Tra i voti contrari da segnalare le proteste del movimento riformista conosciuto in Belgio con la sigla Mr, con le voci degli esponenti Melchior Wathelet e Charles Michel. “Tutti i bambini – queste le loro posizioni – devono avere il diritto di avere due genitori di differente sesso. Non si possono utilizzare i bambini come cavie”.

Il Belgio quindi con l’apertura del parlamento segue Spagna e Olanda, paesi dell’Unione Europea che hanno riconosciuto alle coppie omosessuali gli stessi diritti delle coppie eterosessuali. In Gran Bretagna da sabato prossimo entrerà in vigore la legge che riconosce “le unioni civili”. Già realtà in Danimarca, Francia, Islanda, Norvegia e Svezia.

Andrea Pressenda


 

In Sudafrica la Corte Costituzionale: le nozze gay non si possono vietare


Venerdí 02.12.2005 12:25


I matrimoni gay non si possono vietare ed è ora che il parlamento sudafricano legiferi in materia. La Corte costituzionale del Sudafrica ha bocciato una legge che avrebbe dovuto proibire le unioni tra persone dello stesso sesso e ha dato un anno di tempo all’assemblea legislativa per fare chiarezza.

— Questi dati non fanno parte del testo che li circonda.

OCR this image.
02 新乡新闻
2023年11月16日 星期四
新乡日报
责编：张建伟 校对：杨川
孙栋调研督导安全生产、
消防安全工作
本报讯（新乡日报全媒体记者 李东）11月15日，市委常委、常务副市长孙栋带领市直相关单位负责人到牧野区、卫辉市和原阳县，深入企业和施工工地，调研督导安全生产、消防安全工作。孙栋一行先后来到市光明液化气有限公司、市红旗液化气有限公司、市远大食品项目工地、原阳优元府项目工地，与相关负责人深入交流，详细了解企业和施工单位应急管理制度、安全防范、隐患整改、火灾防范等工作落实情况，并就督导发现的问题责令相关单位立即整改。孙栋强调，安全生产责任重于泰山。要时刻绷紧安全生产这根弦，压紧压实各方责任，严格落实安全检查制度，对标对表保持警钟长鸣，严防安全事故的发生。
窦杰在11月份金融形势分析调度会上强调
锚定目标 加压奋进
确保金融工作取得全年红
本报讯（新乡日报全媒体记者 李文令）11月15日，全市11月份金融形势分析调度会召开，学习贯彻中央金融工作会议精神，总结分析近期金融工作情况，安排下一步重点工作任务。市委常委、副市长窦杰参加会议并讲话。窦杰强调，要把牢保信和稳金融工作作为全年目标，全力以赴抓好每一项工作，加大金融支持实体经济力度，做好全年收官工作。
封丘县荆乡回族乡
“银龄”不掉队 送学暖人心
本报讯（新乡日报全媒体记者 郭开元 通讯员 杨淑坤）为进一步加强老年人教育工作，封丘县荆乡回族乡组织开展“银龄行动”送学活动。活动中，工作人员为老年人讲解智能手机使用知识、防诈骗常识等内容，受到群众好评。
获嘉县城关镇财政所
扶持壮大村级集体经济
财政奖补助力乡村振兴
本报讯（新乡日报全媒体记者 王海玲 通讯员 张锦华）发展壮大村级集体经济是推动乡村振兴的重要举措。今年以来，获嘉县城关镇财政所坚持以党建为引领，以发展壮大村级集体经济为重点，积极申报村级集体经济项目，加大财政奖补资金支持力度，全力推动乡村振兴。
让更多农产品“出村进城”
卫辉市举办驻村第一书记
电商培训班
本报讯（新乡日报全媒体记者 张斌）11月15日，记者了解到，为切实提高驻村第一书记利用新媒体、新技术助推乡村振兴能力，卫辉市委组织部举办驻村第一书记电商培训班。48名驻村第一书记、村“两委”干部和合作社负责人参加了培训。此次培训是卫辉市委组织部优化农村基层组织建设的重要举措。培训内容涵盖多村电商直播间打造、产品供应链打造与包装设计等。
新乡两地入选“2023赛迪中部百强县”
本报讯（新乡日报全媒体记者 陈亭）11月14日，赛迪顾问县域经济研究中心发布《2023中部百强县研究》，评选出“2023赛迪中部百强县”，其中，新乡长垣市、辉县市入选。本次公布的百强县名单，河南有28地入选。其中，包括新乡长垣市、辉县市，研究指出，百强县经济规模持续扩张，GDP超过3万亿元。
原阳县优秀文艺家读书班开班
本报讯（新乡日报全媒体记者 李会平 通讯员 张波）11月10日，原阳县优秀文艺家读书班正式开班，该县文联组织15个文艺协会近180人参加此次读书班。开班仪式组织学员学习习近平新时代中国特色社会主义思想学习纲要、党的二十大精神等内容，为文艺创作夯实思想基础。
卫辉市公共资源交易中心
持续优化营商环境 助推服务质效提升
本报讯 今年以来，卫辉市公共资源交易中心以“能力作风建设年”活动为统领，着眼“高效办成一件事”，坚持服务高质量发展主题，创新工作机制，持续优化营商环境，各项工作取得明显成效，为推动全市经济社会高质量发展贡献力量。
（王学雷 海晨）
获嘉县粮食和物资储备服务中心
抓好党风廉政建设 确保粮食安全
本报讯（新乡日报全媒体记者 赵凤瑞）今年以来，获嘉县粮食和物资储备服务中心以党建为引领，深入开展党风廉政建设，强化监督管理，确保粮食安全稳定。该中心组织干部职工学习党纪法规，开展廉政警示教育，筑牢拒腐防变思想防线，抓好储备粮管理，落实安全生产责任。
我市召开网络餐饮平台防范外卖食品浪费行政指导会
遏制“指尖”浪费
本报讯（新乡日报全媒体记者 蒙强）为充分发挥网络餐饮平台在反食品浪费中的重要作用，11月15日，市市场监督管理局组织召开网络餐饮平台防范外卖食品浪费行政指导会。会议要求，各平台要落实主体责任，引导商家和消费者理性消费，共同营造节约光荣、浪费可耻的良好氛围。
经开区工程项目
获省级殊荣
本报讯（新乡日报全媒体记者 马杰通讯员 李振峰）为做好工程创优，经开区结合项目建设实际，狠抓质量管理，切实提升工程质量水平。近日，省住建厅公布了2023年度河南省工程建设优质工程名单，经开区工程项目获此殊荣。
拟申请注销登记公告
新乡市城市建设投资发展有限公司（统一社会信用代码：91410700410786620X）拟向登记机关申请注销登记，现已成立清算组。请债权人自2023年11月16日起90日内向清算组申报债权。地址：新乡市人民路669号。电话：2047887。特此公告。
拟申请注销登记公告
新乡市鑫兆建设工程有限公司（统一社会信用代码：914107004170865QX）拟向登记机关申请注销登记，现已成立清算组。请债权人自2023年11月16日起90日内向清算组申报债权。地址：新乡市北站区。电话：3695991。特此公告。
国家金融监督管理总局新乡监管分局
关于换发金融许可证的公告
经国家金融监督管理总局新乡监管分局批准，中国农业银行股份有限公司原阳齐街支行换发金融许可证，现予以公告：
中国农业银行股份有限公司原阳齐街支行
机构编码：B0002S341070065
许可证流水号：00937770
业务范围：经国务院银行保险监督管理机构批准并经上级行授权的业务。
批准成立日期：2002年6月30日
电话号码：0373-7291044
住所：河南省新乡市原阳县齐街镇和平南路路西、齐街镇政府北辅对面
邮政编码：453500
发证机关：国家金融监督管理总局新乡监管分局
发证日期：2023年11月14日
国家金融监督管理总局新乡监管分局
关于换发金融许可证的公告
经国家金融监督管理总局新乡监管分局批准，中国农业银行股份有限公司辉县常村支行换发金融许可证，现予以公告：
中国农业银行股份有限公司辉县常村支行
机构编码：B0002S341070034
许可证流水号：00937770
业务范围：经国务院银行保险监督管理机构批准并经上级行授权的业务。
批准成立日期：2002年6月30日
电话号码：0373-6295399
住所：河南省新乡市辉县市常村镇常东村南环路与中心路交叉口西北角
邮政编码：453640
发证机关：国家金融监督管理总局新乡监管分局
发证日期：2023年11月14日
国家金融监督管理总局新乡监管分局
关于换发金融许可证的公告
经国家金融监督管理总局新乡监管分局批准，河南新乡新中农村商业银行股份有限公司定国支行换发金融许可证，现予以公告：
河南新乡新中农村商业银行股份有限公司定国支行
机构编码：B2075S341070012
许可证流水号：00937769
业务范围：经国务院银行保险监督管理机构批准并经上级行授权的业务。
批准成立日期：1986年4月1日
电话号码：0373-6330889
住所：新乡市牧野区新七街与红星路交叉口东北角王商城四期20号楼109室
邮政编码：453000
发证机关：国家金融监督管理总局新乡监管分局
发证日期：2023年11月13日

“Non è vero che la costituzione e la definizione comune di matrimonio non permettano alle coppie dello stesso sesso di godere dei benefici riconosciuti alle coppie eterosessuali” ha scritto il giudice Albie Sachs nella sentenza.

La decisione segue una pronuncia della Corte suprema d’appello che un anno fa aveva dato via libera all’unione della coppia lesbica formata da Marie Fourie e Cecilia Bonthuys. La corte costituzionale ha stabilito che sulla definizione di matrimonio come “unione di due persone” invece che “unione tra un uomo e una donna” debba pronunciarsi il Parlamento.